In the case of Louis Calhern’s character, his vice saunters onto screen in the form of a certain Marilyn Monroe. Much is made of Monroe’s appearance here, but little of the unique combination of glamour, titillation and humor that would later translate into a white hot presence on screen is apparent in this outing. She is simply the “other woman” in a movie that devotes a great deal of time and energy to asking a pretty typical film noir question: Why do men make bad choices?
An early glimpse at a star
In the end, the answer boils down to the original metaphor. That is, like the creatures of the actual jungle, the civilized men living in The Asphalt Jungle’s metropolitan city often operate under the twin impulses of self-interest and self-preservation. To continue following this metaphor, the complicated web of allegiances and desires that forces the characters together and drives the plot are an emotional ecosystem that functions in similar fashion to the food chain in the wild. Bookies, crooked lawyers, policeman and blond bombshells – they all have a role to play in the concrete state of nature explored in this picture, and much of that role depends on how other people play their equally important parts.

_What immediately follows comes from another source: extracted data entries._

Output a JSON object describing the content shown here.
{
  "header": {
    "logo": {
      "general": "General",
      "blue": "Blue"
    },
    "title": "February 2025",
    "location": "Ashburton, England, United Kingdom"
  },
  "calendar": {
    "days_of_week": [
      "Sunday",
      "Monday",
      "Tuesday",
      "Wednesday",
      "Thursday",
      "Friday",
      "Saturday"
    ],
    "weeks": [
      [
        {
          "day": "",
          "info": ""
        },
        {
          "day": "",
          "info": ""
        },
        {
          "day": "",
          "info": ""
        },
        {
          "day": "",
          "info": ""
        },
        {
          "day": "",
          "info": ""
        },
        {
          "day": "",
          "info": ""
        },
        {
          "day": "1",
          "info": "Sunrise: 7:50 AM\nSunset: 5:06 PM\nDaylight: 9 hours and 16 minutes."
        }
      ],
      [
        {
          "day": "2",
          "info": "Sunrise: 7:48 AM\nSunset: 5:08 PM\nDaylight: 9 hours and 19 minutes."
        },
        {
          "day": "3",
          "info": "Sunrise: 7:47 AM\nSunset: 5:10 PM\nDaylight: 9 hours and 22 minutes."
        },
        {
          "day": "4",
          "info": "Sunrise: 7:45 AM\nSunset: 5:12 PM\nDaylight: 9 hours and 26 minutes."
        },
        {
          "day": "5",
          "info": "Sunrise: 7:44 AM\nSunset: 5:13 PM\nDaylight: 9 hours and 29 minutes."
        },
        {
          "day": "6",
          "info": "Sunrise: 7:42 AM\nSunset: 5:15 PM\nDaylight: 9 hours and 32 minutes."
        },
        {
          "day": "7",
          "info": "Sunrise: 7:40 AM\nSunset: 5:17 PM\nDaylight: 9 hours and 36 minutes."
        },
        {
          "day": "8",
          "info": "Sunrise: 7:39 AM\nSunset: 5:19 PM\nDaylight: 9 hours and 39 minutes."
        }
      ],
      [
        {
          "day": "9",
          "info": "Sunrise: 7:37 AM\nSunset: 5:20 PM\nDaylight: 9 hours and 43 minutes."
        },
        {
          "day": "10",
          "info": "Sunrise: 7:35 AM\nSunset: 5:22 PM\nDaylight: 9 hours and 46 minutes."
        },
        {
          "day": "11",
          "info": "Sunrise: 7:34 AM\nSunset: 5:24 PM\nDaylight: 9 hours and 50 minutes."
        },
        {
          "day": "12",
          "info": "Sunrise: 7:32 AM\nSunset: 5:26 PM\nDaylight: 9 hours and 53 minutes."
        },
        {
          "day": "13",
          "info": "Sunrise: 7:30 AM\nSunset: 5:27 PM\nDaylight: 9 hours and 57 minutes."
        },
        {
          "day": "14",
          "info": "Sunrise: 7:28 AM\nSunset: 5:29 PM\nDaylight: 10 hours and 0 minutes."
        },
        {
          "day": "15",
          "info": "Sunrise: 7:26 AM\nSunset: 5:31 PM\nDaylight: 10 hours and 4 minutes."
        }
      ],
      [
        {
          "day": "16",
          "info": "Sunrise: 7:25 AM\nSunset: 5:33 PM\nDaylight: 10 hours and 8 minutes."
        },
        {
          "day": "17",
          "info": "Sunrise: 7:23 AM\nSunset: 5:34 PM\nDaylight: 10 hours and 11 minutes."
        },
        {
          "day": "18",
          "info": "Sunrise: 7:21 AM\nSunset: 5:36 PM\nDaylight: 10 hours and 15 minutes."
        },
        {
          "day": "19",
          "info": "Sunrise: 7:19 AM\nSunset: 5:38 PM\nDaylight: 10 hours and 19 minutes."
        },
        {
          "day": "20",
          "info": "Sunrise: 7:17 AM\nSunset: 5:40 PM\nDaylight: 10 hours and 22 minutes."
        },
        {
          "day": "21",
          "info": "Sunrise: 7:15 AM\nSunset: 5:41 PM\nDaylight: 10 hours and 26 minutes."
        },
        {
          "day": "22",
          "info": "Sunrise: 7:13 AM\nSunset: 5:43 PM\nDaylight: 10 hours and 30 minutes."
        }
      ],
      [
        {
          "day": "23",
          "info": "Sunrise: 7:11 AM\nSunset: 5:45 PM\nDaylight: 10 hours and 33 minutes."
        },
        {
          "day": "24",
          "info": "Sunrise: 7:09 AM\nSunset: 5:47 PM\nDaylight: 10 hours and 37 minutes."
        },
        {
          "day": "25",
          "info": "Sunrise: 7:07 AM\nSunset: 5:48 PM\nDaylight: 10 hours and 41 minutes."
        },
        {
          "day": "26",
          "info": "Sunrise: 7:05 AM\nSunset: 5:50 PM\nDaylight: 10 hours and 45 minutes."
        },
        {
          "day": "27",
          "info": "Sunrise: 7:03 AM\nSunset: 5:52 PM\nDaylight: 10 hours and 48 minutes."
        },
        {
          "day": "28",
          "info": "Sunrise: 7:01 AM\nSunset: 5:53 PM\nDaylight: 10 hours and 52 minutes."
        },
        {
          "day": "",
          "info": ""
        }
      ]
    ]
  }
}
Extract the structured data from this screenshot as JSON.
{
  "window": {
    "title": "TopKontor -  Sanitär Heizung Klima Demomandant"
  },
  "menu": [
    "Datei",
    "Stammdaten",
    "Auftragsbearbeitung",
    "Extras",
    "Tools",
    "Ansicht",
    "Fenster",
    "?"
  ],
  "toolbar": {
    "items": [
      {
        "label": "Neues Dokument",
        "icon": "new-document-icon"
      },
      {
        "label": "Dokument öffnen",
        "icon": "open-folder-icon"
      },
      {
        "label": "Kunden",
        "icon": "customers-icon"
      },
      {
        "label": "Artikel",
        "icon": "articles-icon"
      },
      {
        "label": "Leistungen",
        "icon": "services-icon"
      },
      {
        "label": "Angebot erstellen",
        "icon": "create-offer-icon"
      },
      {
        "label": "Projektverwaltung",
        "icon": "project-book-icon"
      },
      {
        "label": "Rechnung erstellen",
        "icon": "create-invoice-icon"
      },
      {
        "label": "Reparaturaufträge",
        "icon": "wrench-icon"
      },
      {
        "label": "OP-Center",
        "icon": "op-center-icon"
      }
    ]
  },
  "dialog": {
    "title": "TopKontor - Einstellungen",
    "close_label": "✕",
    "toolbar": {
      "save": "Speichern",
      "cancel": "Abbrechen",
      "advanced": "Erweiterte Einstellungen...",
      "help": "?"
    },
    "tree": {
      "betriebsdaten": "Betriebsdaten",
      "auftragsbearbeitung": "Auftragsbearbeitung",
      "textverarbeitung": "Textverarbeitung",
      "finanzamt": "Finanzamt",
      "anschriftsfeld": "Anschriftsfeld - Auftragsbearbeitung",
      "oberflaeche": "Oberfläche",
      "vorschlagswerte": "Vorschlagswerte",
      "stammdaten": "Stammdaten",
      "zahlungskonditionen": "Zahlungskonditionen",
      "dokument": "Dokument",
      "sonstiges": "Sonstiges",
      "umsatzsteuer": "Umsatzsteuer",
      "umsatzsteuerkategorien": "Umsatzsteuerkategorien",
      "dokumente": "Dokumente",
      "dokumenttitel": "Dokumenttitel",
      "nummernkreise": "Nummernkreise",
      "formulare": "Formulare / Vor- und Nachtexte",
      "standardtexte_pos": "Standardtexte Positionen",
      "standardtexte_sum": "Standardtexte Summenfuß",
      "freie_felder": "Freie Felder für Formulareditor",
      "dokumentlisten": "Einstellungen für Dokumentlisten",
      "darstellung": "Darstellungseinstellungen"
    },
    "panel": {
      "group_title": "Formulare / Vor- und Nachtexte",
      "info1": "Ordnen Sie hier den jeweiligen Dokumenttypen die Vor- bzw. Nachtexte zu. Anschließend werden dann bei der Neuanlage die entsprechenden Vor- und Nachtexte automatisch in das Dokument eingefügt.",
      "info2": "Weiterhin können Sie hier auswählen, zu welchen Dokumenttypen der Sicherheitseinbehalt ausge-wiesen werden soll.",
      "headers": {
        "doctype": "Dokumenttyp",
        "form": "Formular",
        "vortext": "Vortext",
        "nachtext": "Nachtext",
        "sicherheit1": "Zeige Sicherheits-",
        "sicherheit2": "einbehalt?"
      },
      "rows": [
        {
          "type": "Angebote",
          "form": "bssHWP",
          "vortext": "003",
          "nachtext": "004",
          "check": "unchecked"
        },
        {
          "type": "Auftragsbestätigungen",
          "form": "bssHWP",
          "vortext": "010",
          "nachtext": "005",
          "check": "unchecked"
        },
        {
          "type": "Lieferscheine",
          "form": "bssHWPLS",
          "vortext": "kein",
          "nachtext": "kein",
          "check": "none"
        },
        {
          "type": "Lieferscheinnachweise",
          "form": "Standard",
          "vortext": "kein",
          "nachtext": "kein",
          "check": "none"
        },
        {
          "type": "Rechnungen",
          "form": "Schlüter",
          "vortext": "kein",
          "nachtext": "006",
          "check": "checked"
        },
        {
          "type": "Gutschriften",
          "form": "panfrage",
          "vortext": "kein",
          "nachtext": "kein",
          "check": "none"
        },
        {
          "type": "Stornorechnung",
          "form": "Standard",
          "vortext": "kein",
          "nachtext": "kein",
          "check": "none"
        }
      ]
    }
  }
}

In it together, for their own reasons
Faced with the rotten fruit of this reality, the city’s Police Commissioner offers this piece of lofty rhetoric to the audience:
People are being cheated, robbed, murdered, raped. And that goes on 24 hours a day, every day in the year. And that's not exceptional, that's usual. It's the same in every city in the modern world. But suppose we had no police force, good or bad. Suppose we had... just silence. Nobody to listen, nobody to answer. The battle's finished. The jungle wins. The predatory beasts take over.”
There is a sense of desperation in these words that feels right, but ultimately I believe the film’s central heist is a vehicle to explore how the state of nature described by the commissioner is ultimately amoral and random (like a society of animals in a real jungle). After all, the police do nothing to foil robbery or prevent its execution (the institution of the police itself is depicted as corrupt and self-interested). The cops merely stumble across the crime by accident – the random discharge of a gun alerts them – and then swoop in to try to clean up the mess after it has already been made. In this sense, they are little more than janitors who sweep away the proverbial mess that occurs when a lion encounters an antelope, and the difference between the jungle of vines and trees and the jungle made of concrete boils down to the fact that the latter cares about appearances – some would say the illusion of order – while the former unconsciously embraces the chaos and untidiness of existence.
Dead within sight of his dream
This is not Huston’s best film – not by a long shot. However, what we have here is classic – in the sense it inspired a host of other films and television programs – and compelling. The plight of the film’s intertwined fates is intricate and interesting, and the ultimate futility the picture’s final scene leaves audiences with is both profound and disturbing. The world is ugly and chaotic, the movie seems to say, and the ardent are damned along with the capricious. The metaphor of the jungle might be somewhat clumsily used in the picture, but it feels right nonetheless.